Myriad's is involvement is actually going to accelerate things and make it easier for the data to come out. When we have some more specific timelines, we will announce them; but right now I can't give you a precise timeline on any of these.

Thanks, Greg. Then my last quick question is perhaps for Pete. Can you outline perhaps the form in terms of the disposition of cash in NOLs? Do you have some additional color on that, if the Company decides to split itself into two?

Thank you, Charles. I don't want to get ahead of ourselves, because the Company has made no decision to change its current strategy or operating structure.

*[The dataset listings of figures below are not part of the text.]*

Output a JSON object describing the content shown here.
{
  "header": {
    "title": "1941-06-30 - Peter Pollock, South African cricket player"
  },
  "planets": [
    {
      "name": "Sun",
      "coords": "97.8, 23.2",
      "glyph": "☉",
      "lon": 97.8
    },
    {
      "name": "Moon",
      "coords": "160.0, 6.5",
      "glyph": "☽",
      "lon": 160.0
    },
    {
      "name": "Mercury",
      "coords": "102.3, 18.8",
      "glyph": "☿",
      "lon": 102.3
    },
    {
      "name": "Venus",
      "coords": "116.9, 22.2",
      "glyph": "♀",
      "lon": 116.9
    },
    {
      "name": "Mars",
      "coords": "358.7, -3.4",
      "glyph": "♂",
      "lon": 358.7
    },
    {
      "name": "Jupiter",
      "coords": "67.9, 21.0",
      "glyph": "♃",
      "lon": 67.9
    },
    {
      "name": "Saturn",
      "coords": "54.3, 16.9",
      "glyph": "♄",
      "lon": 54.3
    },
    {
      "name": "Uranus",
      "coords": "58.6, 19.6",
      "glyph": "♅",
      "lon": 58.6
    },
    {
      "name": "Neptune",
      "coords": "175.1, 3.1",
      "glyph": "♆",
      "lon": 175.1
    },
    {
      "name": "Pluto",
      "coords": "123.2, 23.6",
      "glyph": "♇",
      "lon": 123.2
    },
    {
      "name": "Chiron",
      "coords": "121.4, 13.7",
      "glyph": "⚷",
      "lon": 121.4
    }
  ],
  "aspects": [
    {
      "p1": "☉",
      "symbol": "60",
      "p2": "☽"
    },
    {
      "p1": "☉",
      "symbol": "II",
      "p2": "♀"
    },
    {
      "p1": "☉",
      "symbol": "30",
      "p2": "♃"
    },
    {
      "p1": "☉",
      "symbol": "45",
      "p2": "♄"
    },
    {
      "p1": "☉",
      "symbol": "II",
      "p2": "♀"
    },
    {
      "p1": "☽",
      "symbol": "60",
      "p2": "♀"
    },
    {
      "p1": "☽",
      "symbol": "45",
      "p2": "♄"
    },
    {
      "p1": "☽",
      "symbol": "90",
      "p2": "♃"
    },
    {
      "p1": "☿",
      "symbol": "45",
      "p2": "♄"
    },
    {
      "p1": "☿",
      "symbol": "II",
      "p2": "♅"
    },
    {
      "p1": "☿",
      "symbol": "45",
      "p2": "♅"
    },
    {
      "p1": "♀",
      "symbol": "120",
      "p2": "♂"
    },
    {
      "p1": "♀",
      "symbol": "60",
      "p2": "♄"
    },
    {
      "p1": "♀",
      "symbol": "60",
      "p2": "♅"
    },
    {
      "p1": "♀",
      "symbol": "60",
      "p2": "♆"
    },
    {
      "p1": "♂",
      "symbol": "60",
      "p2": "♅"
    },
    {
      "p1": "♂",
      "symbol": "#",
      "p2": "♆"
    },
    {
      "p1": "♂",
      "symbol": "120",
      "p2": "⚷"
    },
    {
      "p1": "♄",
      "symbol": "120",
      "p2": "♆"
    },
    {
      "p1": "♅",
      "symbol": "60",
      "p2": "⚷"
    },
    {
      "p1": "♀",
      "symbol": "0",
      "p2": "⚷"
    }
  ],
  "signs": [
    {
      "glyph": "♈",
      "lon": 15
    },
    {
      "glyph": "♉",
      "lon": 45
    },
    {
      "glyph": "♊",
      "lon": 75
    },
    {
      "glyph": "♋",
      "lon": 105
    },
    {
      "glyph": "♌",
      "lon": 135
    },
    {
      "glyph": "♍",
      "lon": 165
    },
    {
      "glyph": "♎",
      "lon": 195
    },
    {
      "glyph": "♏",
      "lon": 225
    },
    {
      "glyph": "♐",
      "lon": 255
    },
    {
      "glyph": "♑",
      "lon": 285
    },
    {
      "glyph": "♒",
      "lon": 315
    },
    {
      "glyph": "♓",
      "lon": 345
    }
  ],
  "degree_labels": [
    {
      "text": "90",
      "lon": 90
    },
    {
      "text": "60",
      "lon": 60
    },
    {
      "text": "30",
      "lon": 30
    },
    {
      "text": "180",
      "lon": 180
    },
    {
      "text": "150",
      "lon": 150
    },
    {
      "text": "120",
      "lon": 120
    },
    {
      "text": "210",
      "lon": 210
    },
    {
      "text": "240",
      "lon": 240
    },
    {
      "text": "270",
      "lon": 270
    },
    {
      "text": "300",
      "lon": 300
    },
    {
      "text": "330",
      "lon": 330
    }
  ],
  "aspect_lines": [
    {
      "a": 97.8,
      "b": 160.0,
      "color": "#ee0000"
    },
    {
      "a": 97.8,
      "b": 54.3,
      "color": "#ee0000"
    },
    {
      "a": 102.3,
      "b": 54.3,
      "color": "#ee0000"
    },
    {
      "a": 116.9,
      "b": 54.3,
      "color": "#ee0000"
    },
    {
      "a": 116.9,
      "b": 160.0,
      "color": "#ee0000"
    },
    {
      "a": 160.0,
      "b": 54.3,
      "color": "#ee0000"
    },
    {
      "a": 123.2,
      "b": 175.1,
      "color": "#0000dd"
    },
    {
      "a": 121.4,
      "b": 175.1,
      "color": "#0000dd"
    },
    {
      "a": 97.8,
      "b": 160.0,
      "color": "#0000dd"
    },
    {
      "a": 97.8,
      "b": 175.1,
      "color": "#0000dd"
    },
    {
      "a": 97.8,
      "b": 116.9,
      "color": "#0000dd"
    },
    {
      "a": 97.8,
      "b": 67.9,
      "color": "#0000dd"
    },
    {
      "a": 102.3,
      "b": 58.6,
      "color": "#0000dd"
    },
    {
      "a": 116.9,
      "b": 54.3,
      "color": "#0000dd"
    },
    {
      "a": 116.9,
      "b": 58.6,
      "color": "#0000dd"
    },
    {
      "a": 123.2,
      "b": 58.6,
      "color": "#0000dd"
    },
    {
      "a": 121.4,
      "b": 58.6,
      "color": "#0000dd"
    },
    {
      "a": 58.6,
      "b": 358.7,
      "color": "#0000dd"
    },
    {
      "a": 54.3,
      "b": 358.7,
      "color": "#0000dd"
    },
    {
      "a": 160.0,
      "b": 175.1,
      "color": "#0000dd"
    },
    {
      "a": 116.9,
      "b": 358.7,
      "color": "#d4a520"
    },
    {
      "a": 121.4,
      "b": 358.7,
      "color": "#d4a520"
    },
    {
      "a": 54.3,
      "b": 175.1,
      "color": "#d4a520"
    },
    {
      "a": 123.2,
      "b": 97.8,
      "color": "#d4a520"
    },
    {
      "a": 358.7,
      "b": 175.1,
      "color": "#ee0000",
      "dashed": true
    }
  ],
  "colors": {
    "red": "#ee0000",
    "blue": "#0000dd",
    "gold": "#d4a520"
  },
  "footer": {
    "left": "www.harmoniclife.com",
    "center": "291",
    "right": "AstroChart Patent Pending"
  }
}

As we mentioned in this call, periodically, the Board does take a look at the strategy, as is appropriate, and makes sure that we are still moving the Company forward and operating the Company in the best interest of the shareholders. And we certainly are in that process right now.

As I mentioned, in the fall we will present our findings to the Board of Directors; and of course, it is a Board decision as to whether or not we do anything differently or maintain our current operating structure. So unfortunately, Charles, it's a good question but I think it is premature until we are further down the process to even think about what alternative structure the Company may consider as appropriate and how the Company may move down to then implement that strategic decision.

Then, Pete, not to be too cute, but the definition of fall includes September as well as November?

Yes. As I mentioned, our hope is -- and again, this is a Board decision, so it is not completely within my control. But our hope is to have a final deliberation and assessment completed by the end of the calendar year.

We do have two Board meetings in the fall, one in September and one in November around our annual shareholders meeting. The Board will be deliberating certainly and discussing this in September. I would be very surprised if any decision is made as quickly as the September Board meeting.

The Board will then reconvene; we have a two-day meeting in November. Again, if there are additional questions that the Board has or additional analyses they would like to have performed, we certainly can call telephone Board meetings as well. But I think we should be in reasonably good shape to present to the Board in those fall meetings.

Good deal. Thanks for the added color. Congrats.

Thank you, Charles.

Mr. Meldrum, I will turn the call back to you, sir, for closing remarks.

Well, thank you very much. We appreciate everybody's attendance on the earnings call this morning and appreciate the continued support in Myriad. This does now end the earnings call for our fiscal year end 2008. Thank you again.

Ladies and gentlemen, this does conclude the conference call for today. We thank you all for your participation and ask that you please disconnect your lines. Have a great day, everyone.